Around the world, de-extinction initiatives such as this one are racing to resurrect genomes and living specimens of recently extinct and even long-dead species. In Spain, scientists continue trying to bring back the Pyrenean ibex, a species extinct since 2000 that was briefly resurrected in 2009. (The baby ibex, born to a domestic goat, lived for a few minutes before dying.) In South Korea, the Sooam Biotech Research Foundation is working with Russian scientists and the Beijing Genomics Institute to attempt to clone a woolly mammoth.
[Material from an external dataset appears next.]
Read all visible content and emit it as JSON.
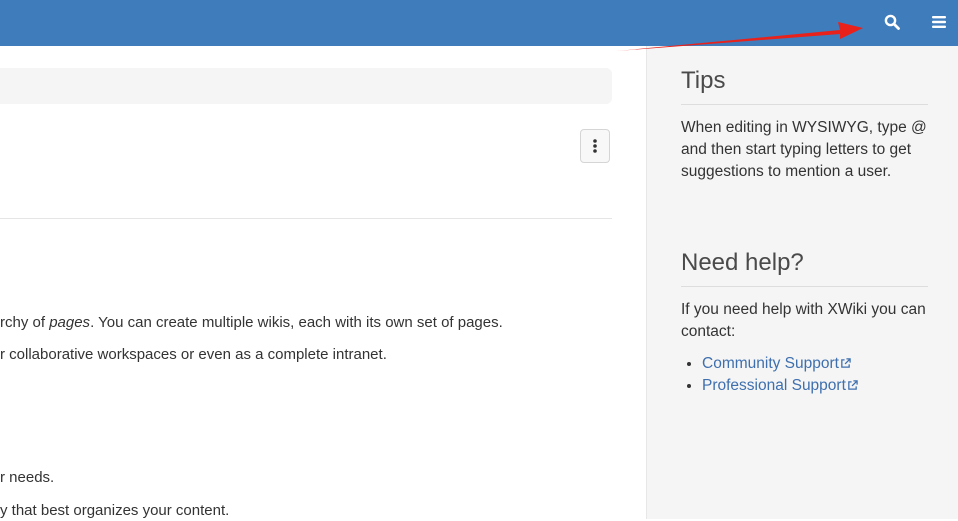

Scientists at the University of California, Santa Cruz are sequencing the genome of the passenger pigeon — last living on earth in 1914. The Caribbean monk seal, Carolina parakeet and Tasmanian tiger have all been suggested for resurrection by the Revive and Restore Foundation, a new non-profit whose purpose is to bring extinct species back to life.
De-extinction is an even more thrilling and awesome a prospect than cloning pets or farm animals, of which Dolly the Sheep is most famous. There is a reason the movie Jurassic Park still has a grip on our cultural imaginations. For scientists, the technological feats in successful de-extinctions are more complex and challenging than cloning living animals. But these efforts also recall ancient narratives like that of Noah’s Ark and the miracle of resurrection.
And then there is the hope implicit in the possibility of de-extinction that it will help humanity avert the environmental apocalypse that extreme biodiversity loss threatens. De-extinction pioneers are eager to invest their efforts with a deeper moral purpose, one that suggests the power to bring back species could mitigate humanity’s liability in the ongoing Sixth Great Extinction, and even work to correct past crimes against the planet. “Humans have made a huge hole in nature, we have the ability, maybe the moral obligation, to repair that damage,” said environmentalist Stuart Brand, former editor of the 1960s back-to-the-land guide Whole Earth Catalog, and co-founder of the Revive and Restore Foundation.